日本で格差社会が広く話題になったのは、大手メディアが2006年から格差社会キャンペーンをはったからだ。その際に、格差拡大の根拠としてあげられたのが、2002年に所得のジニ係数が0.4983になったというものである。この数字だけを見ると、25%の富裕層が所得総額の75%を得ている計算になる。この20年間で大幅に上昇し、2005年には0.5263にまで拡大した。
ところが、0.5263というジニ係数は、当初所得が元データとなっている。この当初所得には、年金収入や医療費給付などの社会保障給付が含まれていない。つまり、極端な話、高齢者の所得がゼロとして計算されるので、高齢化が進む日本では格差拡大の指標としては役に立たない。

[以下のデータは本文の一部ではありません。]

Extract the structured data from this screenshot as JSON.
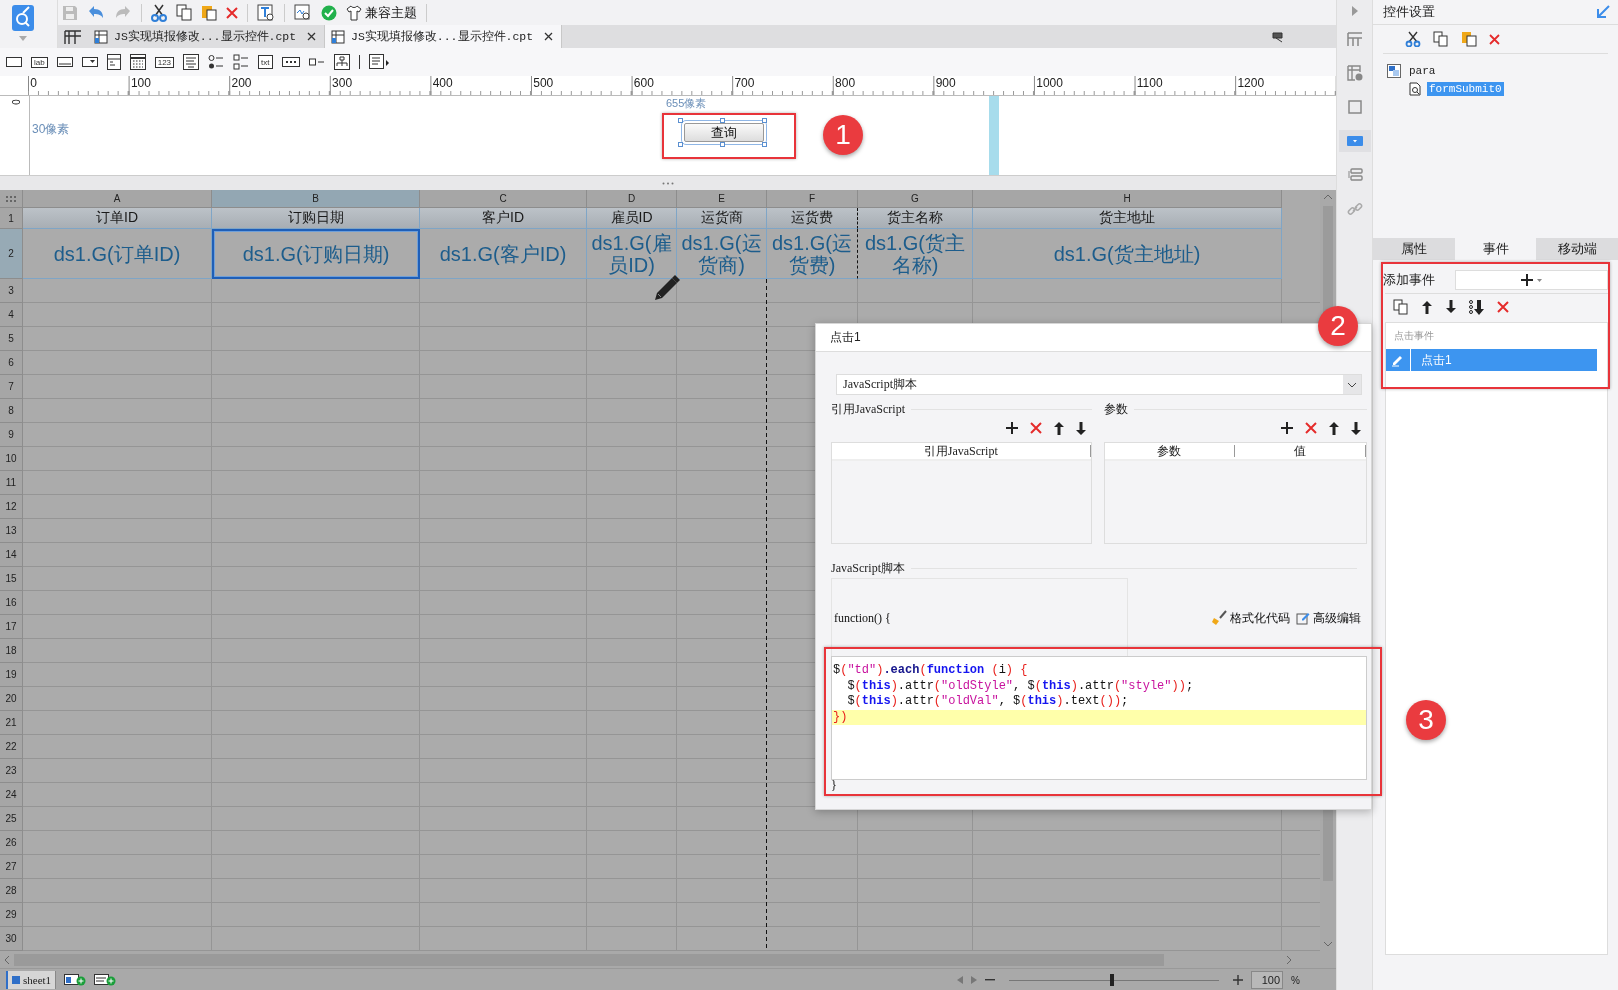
{
  "toolbar": {
    "theme_button": "兼容主题"
  },
  "tabs": [
    {
      "label": "JS实现填报修改...显示控件.cpt",
      "selected": false
    },
    {
      "label": "JS实现填报修改...显示控件.cpt",
      "selected": true
    }
  ],
  "palette_labels": [
    "lab",
    "123",
    "txt"
  ],
  "ruler": {
    "marks": [
      "0",
      "100",
      "200",
      "300",
      "400",
      "500",
      "600",
      "700",
      "800",
      "900",
      "1000",
      "1100",
      "1200"
    ],
    "vertical_mark": "0"
  },
  "form": {
    "height_label": "30像素",
    "width_label": "655像素",
    "button": {
      "label": "查询",
      "selected": true
    }
  },
  "sheet": {
    "columns": [
      {
        "letter": "A",
        "selected": false
      },
      {
        "letter": "B",
        "selected": true
      },
      {
        "letter": "C",
        "selected": false
      },
      {
        "letter": "D",
        "selected": false
      },
      {
        "letter": "E",
        "selected": false
      },
      {
        "letter": "F",
        "selected": false
      },
      {
        "letter": "G",
        "selected": false
      },
      {
        "letter": "H",
        "selected": false
      }
    ],
    "row_numbers": [
      "1",
      "2",
      "3",
      "4",
      "5",
      "6",
      "7",
      "8",
      "9",
      "10",
      "11",
      "12",
      "13",
      "14",
      "15",
      "16",
      "17",
      "18",
      "19",
      "20",
      "21",
      "22",
      "23",
      "24",
      "25",
      "26",
      "27",
      "28",
      "29",
      "30"
    ],
    "header_row": [
      "订单ID",
      "订购日期",
      "客户ID",
      "雇员ID",
      "运货商",
      "运货费",
      "货主名称",
      "货主地址"
    ],
    "field_row": [
      {
        "text": "ds1.G(订单ID)",
        "selected": false
      },
      {
        "text": "ds1.G(订购日期)",
        "selected": true
      },
      {
        "text": "ds1.G(客户ID)",
        "selected": false
      },
      {
        "text": "ds1.G(雇员ID)",
        "selected": false
      },
      {
        "text": "ds1.G(运货商)",
        "selected": false
      },
      {
        "text": "ds1.G(运货费)",
        "selected": false
      },
      {
        "text": "ds1.G(货主名称)",
        "selected": false
      },
      {
        "text": "ds1.G(货主地址)",
        "selected": false
      }
    ]
  },
  "sheet_tabs": [
    {
      "label": "sheet1",
      "selected": true
    }
  ],
  "zoom": {
    "level": 0.49,
    "value": "100",
    "unit": "%"
  },
  "side_tools": [
    {
      "selected": false
    },
    {
      "selected": false
    },
    {
      "selected": false
    },
    {
      "selected": true
    },
    {
      "selected": false
    },
    {
      "selected": false
    }
  ],
  "panel": {
    "title": "控件设置",
    "tree": [
      {
        "label": "para",
        "children": [
          {
            "label": "formSubmit0",
            "selected": true
          }
        ]
      }
    ],
    "tabs": [
      {
        "label": "属性",
        "selected": false
      },
      {
        "label": "事件",
        "selected": true
      },
      {
        "label": "移动端",
        "selected": false
      }
    ],
    "add_event_label": "添加事件",
    "event_group": "点击事件",
    "events": [
      {
        "label": "点击1",
        "selected": true
      }
    ]
  },
  "dialog": {
    "title": "点击1",
    "script_type": "JavaScript脚本",
    "ref_section": "引用JavaScript",
    "ref_columns": [
      "引用JavaScript"
    ],
    "param_section": "参数",
    "param_columns": [
      "参数",
      "值"
    ],
    "script_section": "JavaScript脚本",
    "function_header": "function() {",
    "format_button": "格式化代码",
    "advanced_button": "高级编辑",
    "code": [
      {
        "highlighted": false,
        "tokens": [
          {
            "text": "$",
            "kind": "plain"
          },
          {
            "text": "(",
            "kind": "punct"
          },
          {
            "text": "\"td\"",
            "kind": "string"
          },
          {
            "text": ")",
            "kind": "punct"
          },
          {
            "text": ".each",
            "kind": "method"
          },
          {
            "text": "(",
            "kind": "punct"
          },
          {
            "text": "function",
            "kind": "keyword"
          },
          {
            "text": " (",
            "kind": "punct"
          },
          {
            "text": "i",
            "kind": "plain"
          },
          {
            "text": ") {",
            "kind": "punct"
          }
        ]
      },
      {
        "highlighted": false,
        "tokens": [
          {
            "text": "  $",
            "kind": "plain"
          },
          {
            "text": "(",
            "kind": "punct"
          },
          {
            "text": "this",
            "kind": "keyword"
          },
          {
            "text": ")",
            "kind": "punct"
          },
          {
            "text": ".attr",
            "kind": "plain"
          },
          {
            "text": "(",
            "kind": "punct"
          },
          {
            "text": "\"oldStyle\"",
            "kind": "string"
          },
          {
            "text": ", $",
            "kind": "plain"
          },
          {
            "text": "(",
            "kind": "punct"
          },
          {
            "text": "this",
            "kind": "keyword"
          },
          {
            "text": ")",
            "kind": "punct"
          },
          {
            "text": ".attr",
            "kind": "plain"
          },
          {
            "text": "(",
            "kind": "punct"
          },
          {
            "text": "\"style\"",
            "kind": "string"
          },
          {
            "text": "))",
            "kind": "punct"
          },
          {
            "text": ";",
            "kind": "plain"
          }
        ]
      },
      {
        "highlighted": false,
        "tokens": [
          {
            "text": "  $",
            "kind": "plain"
          },
          {
            "text": "(",
            "kind": "punct"
          },
          {
            "text": "this",
            "kind": "keyword"
          },
          {
            "text": ")",
            "kind": "punct"
          },
          {
            "text": ".attr",
            "kind": "plain"
          },
          {
            "text": "(",
            "kind": "punct"
          },
          {
            "text": "\"oldVal\"",
            "kind": "string"
          },
          {
            "text": ", $",
            "kind": "plain"
          },
          {
            "text": "(",
            "kind": "punct"
          },
          {
            "text": "this",
            "kind": "keyword"
          },
          {
            "text": ")",
            "kind": "punct"
          },
          {
            "text": ".text",
            "kind": "plain"
          },
          {
            "text": "())",
            "kind": "punct"
          },
          {
            "text": ";",
            "kind": "plain"
          }
        ]
      },
      {
        "highlighted": true,
        "tokens": [
          {
            "text": "})",
            "kind": "punct"
          }
        ]
      }
    ],
    "closing_brace": "}"
  },
  "annotations": [
    "1",
    "2",
    "3"
  ]
}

同時期のジニ係数を元データを変えて見てみると、可処分所得のジニ係数は0.314で、先進国平均と変わらない。可処分所得は、社会保障給付などを再分配した後に家計が自由に使えるお金である。可処分所得のジニ係数は2000年代に入って減少傾向にある。つまり、「小泉政権下で格差は縮小した」というのが真実だ。
こうなると、もう素人の私には判断つかないので、とりあえず両論併記。ただし、リンク先でも資産格差はともかく世代間格差の存在を否定してはいない点に注意。
ついでに最近読んだ本。小池和男『日本産業社会の「神話」-経済自虐史観をただす』(日本経済新聞出版社、2009年)。
統計資料を基に、長らく日本企業の特徴とされてきた、労働者の企業への忠誠心、終身雇用制度、年功賃金及び企業別組合は、べつに日本特有のものではないと論証した本。
真実は一体どこに?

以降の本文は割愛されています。